Y el Sombrerero Loco le dijo a su sombrero:
—¡Ay, querido sombrero cuántos “no cumpleaños” he vivido junto a ti! ¡Cuántas tazas de té hemos tomado en tu compañía, todas ellas repletas de azúcar! Mi ilustre amigo de la mejor copa, aunque algo gastado, no te cambiaría por nada del mundo. Ni por un bombin inglés, ni por tu gemelo más preciado. Seguro que ninguno de ellos sería compañero y cómplice al mismo tiempo. Ni sonreiría con tu fondo destapado mis más locos chistes.
El sombrero miró con la tapa triste y de las arrugas de su copa brotó una lágrima. Saltó graciosamente, solo como él podía hacerlo, por la mesa llena de teteras y tazas llenas de té y se acercó a su dueño para hacerle una carantoña.
—Lirón y Liebre, hace tiempo que se cansaron de mis juegos y mis deliciosas fiestas de “no cumpleaños”.
El Sombrerero parecía cansado y triste.
—¿Y que haremos ahora que se acabaron los juegos y fiestas?

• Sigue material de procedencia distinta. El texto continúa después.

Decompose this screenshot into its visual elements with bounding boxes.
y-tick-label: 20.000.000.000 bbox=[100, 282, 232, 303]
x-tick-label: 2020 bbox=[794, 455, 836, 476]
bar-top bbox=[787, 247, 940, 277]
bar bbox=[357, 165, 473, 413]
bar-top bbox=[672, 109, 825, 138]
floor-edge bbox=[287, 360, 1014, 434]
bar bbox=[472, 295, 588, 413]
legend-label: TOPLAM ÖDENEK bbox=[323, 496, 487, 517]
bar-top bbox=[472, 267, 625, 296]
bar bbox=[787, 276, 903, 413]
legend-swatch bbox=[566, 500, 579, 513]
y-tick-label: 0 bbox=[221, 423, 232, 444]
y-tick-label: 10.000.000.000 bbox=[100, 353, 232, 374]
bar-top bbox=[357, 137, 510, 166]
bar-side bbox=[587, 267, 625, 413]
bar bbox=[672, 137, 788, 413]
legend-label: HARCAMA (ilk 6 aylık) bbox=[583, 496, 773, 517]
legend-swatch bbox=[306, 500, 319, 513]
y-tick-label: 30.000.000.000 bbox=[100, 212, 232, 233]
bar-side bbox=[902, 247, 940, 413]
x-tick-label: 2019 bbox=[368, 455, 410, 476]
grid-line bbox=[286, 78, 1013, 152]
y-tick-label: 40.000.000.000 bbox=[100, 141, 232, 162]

—¿Trabajar?— preguntó el desaliñado sombrero.
—¡¿Cómo podría trabajar un Sombrerero Loco?!
—Si tanto me quieres restáurame, devuélveme mi porte. A cambio yo iré a por Liebre y Lirón dos días de cada siete, a los que llamaremos fin de semana. Disfruta creando modelos tan locos como tú los otro cinco días y les buscarás amo a cambio de dinero. Podrás cambiar tus roídas ropas y yo recobrar firmeza en mi desgastada figura y harás feliz al resto del reino.
—¿Porqué no? ¡Mis sombreros siempre fueron desternillantes!
El Sombrerero se irguió y sintió recobrar su ánimo. Comenzó a recoger la astillada vajilla mohosa tras el último “no cumpleaños” hace ya tiempo.
Quitó el polvo a sus enseres y se puso manos a la obra. Así fue como el Sombrerero Loco recobró el equilibrio. Gracias a su amado sombrero.